Codon usage bias refers to differences in the frequency of occurrence of synonymous codons in coding DNA. A codon is a series of three nucleotides (a triplet) that encodes a specific amino acid residue in a polypeptide chain or for the termination of translation (stop codons).

There are 64 different codons (61 codons encoding for amino acids plus 3 stop codons) but only 20 different translated amino acids. The overabundance in the number of codons allows many amino acids to be encoded by more than one codon. Because of such redundancy it is said that the genetic code is degenerate. The genetic codes of different organisms are often biased towards using one of the several codons that encode the same amino acid over the others—that is, a greater frequency of one will be found than expected by chance. How such biases arise is a much debated area of molecular evolution.
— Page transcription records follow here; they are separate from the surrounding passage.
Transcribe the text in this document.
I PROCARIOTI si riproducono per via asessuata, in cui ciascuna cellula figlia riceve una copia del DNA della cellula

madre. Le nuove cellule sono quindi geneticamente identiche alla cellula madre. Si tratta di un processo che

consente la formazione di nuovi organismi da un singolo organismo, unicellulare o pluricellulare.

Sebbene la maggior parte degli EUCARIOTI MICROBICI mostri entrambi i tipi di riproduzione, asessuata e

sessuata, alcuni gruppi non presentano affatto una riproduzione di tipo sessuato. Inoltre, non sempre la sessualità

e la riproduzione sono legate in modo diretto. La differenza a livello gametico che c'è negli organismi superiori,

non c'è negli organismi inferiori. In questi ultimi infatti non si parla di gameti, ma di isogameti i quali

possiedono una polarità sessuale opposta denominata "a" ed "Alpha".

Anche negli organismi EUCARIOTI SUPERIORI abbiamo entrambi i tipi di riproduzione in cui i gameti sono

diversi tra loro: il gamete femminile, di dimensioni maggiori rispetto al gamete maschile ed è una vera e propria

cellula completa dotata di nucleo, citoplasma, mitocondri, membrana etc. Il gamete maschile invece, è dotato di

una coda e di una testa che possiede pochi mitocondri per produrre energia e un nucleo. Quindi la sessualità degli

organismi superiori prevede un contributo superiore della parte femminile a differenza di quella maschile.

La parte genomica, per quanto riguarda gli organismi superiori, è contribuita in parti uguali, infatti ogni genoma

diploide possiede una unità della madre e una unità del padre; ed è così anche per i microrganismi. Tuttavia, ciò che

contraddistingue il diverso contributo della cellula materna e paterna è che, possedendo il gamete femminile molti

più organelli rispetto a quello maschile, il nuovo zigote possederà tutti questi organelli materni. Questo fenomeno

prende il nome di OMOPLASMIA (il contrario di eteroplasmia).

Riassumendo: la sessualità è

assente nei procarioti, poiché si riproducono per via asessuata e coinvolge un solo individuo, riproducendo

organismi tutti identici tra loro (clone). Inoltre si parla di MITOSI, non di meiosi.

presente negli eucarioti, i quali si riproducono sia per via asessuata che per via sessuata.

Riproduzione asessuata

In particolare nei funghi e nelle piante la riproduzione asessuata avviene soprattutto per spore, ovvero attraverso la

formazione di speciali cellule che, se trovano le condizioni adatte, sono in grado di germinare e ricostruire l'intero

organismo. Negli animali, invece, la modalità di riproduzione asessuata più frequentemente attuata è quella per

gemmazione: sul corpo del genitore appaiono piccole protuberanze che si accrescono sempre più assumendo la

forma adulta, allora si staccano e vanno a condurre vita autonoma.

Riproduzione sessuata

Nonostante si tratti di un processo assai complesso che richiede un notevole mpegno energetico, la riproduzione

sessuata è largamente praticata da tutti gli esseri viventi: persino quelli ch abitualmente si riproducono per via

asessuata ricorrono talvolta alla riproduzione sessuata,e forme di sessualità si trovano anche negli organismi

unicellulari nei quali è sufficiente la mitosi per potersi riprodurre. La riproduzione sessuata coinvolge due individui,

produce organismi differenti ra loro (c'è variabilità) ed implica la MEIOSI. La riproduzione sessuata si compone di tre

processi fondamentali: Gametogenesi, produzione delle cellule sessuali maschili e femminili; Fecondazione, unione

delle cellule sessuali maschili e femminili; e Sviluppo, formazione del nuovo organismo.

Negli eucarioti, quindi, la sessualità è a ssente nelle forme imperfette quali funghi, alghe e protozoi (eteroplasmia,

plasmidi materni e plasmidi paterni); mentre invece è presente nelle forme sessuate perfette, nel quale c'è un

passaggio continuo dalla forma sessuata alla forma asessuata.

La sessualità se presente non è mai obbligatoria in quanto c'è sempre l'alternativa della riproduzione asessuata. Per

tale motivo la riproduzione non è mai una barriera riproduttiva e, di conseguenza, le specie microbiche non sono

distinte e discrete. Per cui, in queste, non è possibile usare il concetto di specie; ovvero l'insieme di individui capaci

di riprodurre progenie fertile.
It is generally acknowledged that codon biases reflect a balance between mutational biases and natural selection for translational optimization. Optimal codons in fast-growing microorganisms, like Escherichia coli or Saccharomyces cerevisiae (baker's yeast), reflect the composition of their respective genomic tRNA pool. It is thought that optimal codons help to achieve faster translation rates and high accuracy. As a result of these factors, translational selection is expected to be stronger in highly expressed genes, as is indeed the case for the above-mentioned organisms. In other organisms that do not show high growing rates or that present small genomes, codon usage optimization is normally absent, and codon preferences are determined by the characteristic mutational biases seen in that particular genome. Examples of this are Homo sapiens (human) and Helicobacter pylori. Organisms that show an intermediate level of codon usage optimization include Drosophila melanogaster (fruit fly), Caenorhabditis elegans (nematode worm), Strongylocentrotus purpuratus (sea urchin) or Arabidopsis thaliana (thale cress). Several viral families (herpesvirus, lentivirus, papillomavirus, polyomavirus, adenovirus, and parvovirus) are known to encode structural proteins that display heavily skewed codon usage compared to the host cell. The suggestion has been made that these codon biases play a role in the temporal regulation of their late proteins.